Kompas TV regional gaya hidup

Buku dan Nisan Kuno Temani Siang Sunyi Para Pemuda Penjelajah Kuburan

Kompas.tv - 19 Februari 2022, 06:58 WIB
buku-dan-nisan-kuno-temani-siang-sunyi-para-pemuda-penjelajah-kuburan
Ruri Hargiyono (kanan) menjelaskan tentang bentuk nisan lawas pada seorang rekannya di Kompleks Makam Gambiran, Yogyakarta, Jumat (18/2/2022). (Sumber: Kompas TV/Kurniawan Eka Mulyana)
Penulis : Kurniawan Eka Mulyana | Editor : Edy A. Putra

YOGYAKARTA, KOMPAS.TV – Seorang perempuan terlihat memperhatikan tulisan-tulisan pada buku yang dipegangnya. Dia berdiri tepat di depan makam Kyai Ki Juru Kiting.

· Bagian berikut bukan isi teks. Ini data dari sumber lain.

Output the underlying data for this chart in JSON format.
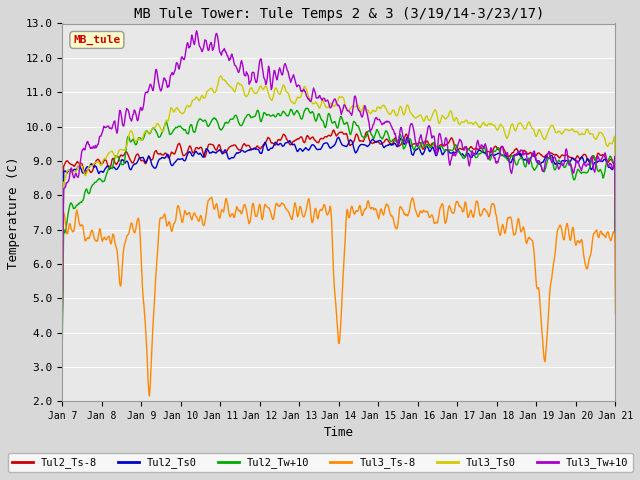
{
  "title": "MB Tule Tower: Tule Temps 2 & 3 (3/19/14-3/23/17)",
  "xlabel": "Time",
  "ylabel": "Temperature (C)",
  "ylim": [
    2.0,
    13.0
  ],
  "yticks": [
    2.0,
    3.0,
    4.0,
    5.0,
    6.0,
    7.0,
    8.0,
    9.0,
    10.0,
    11.0,
    12.0,
    13.0
  ],
  "xtick_labels": [
    "Jan 7",
    "Jan 8",
    "Jan 9",
    "Jan 10",
    "Jan 11",
    "Jan 12",
    "Jan 13",
    "Jan 14",
    "Jan 15",
    "Jan 16",
    "Jan 17",
    "Jan 18",
    "Jan 19",
    "Jan 20",
    "Jan 21"
  ],
  "series_colors": {
    "Tul2_Ts-8": "#cc0000",
    "Tul2_Ts0": "#0000cc",
    "Tul2_Tw+10": "#00aa00",
    "Tul3_Ts-8": "#ff8800",
    "Tul3_Ts0": "#cccc00",
    "Tul3_Tw+10": "#aa00cc"
  },
  "legend_label": "MB_tule",
  "background_color": "#d8d8d8",
  "plot_bg_color": "#e8e8e8",
  "grid_color": "#ffffff",
  "n_points": 800
}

Siang itu, Jumat (18/2/2022), kompleks makam Gambiran, Yogyakarta, terlihat sunyi. Hanya ada beberapa pemuda, termasuk perempuan berusia 42 tahun tersebut di area makam.

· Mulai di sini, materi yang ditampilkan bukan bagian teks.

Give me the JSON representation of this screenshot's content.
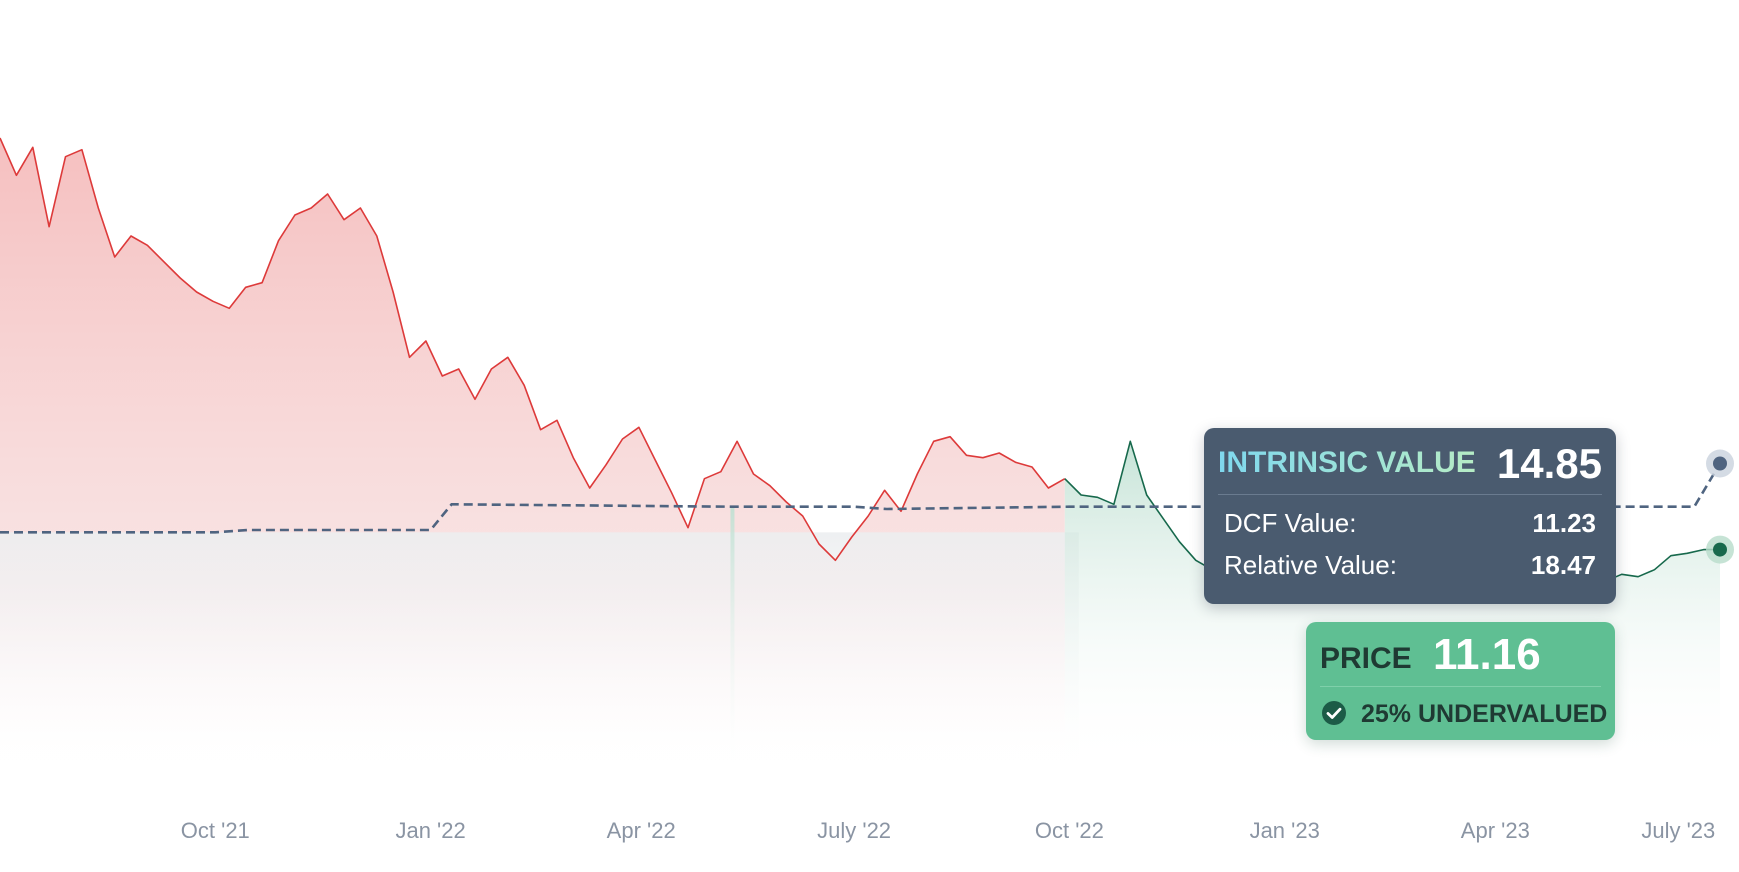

Ratusan batu nisan berderet tak teratur dan beberapa pohon besar dengan batang berotot menemani aktivitas mereka.

Beberapa makam di tempat itu merupakan makam lawas yang usianya mencapai ratusan tahun, termasuk makam Kyai Ki Juru Kiting yang terletak di ujung belakang kompleks pemakaman.

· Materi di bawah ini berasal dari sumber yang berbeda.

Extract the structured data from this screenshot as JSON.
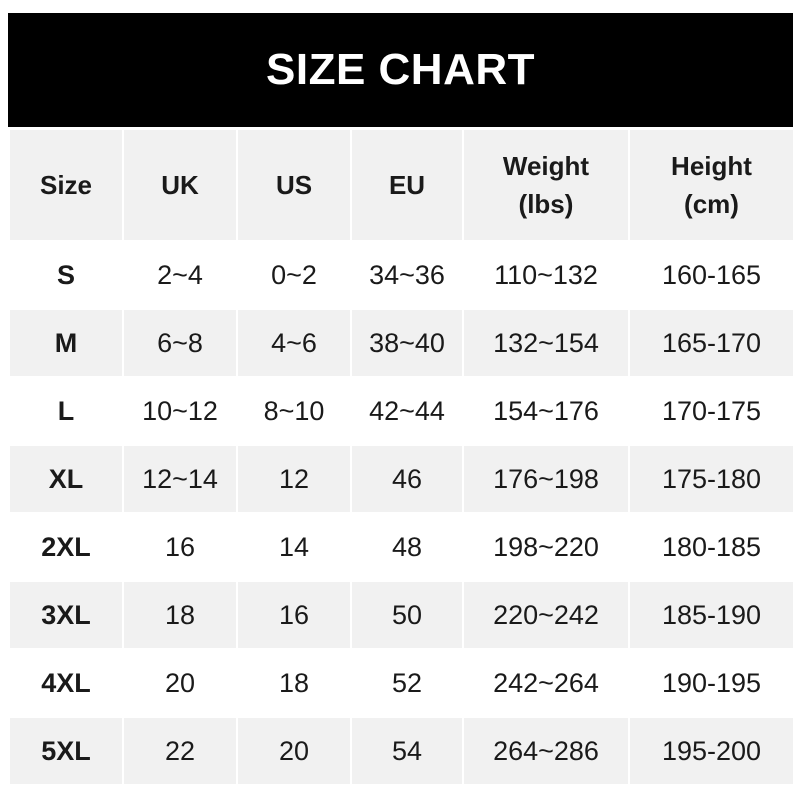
{
  "title": "SIZE CHART",
  "headers": [
    {
      "line1": "Size",
      "line2": ""
    },
    {
      "line1": "UK",
      "line2": ""
    },
    {
      "line1": "US",
      "line2": ""
    },
    {
      "line1": "EU",
      "line2": ""
    },
    {
      "line1": "Weight",
      "line2": "(lbs)"
    },
    {
      "line1": "Height",
      "line2": "(cm)"
    }
  ],
  "rows": [
    [
      "S",
      "2~4",
      "0~2",
      "34~36",
      "110~132",
      "160-165"
    ],
    [
      "M",
      "6~8",
      "4~6",
      "38~40",
      "132~154",
      "165-170"
    ],
    [
      "L",
      "10~12",
      "8~10",
      "42~44",
      "154~176",
      "170-175"
    ],
    [
      "XL",
      "12~14",
      "12",
      "46",
      "176~198",
      "175-180"
    ],
    [
      "2XL",
      "16",
      "14",
      "48",
      "198~220",
      "180-185"
    ],
    [
      "3XL",
      "18",
      "16",
      "50",
      "220~242",
      "185-190"
    ],
    [
      "4XL",
      "20",
      "18",
      "52",
      "242~264",
      "190-195"
    ],
    [
      "5XL",
      "22",
      "20",
      "54",
      "264~286",
      "195-200"
    ]
  ]
}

Kyai Juru Kiting merupakan panglima perang Kerajaan Mataram di era kepemimpinan Sultan Agung.

Ruri Hargiyono, nama perempuan itu. Dia dan beberapa rekannya yang tergabung dalam komunitas Indonesia Graveyard terlihat menikmati aktivitas mereka di antara bebatuan nisan.

Setelah membaca keterangan dalam buku yang dibawanya, mereka terlihat memotret beberapa nisan menggunakan kamera ponsel.

Keheningan sedikit terpecah saat mereka berbicara. Suaranya lamat-lamat terbawa angin siang itu. Kemudian, mereka kembali melangkah melewati sejumlah nisan.

Ruri membentuk komunitas Indonesia Graveyard bersama seorang rekannya bernama Deni pada tahun 2017 di Jakarta. Mereka blusukan bareng ke sejumlah kompleks pemakaman.

Ruri Hargiyono membaca buku yang menceritakan tentang sosok Kyai Ki Juru Kiting, panglima perang Kerajaan Mataram era Sultan Agung. (Sumber: Kompas TV/Kurniawan Eka Mulyana)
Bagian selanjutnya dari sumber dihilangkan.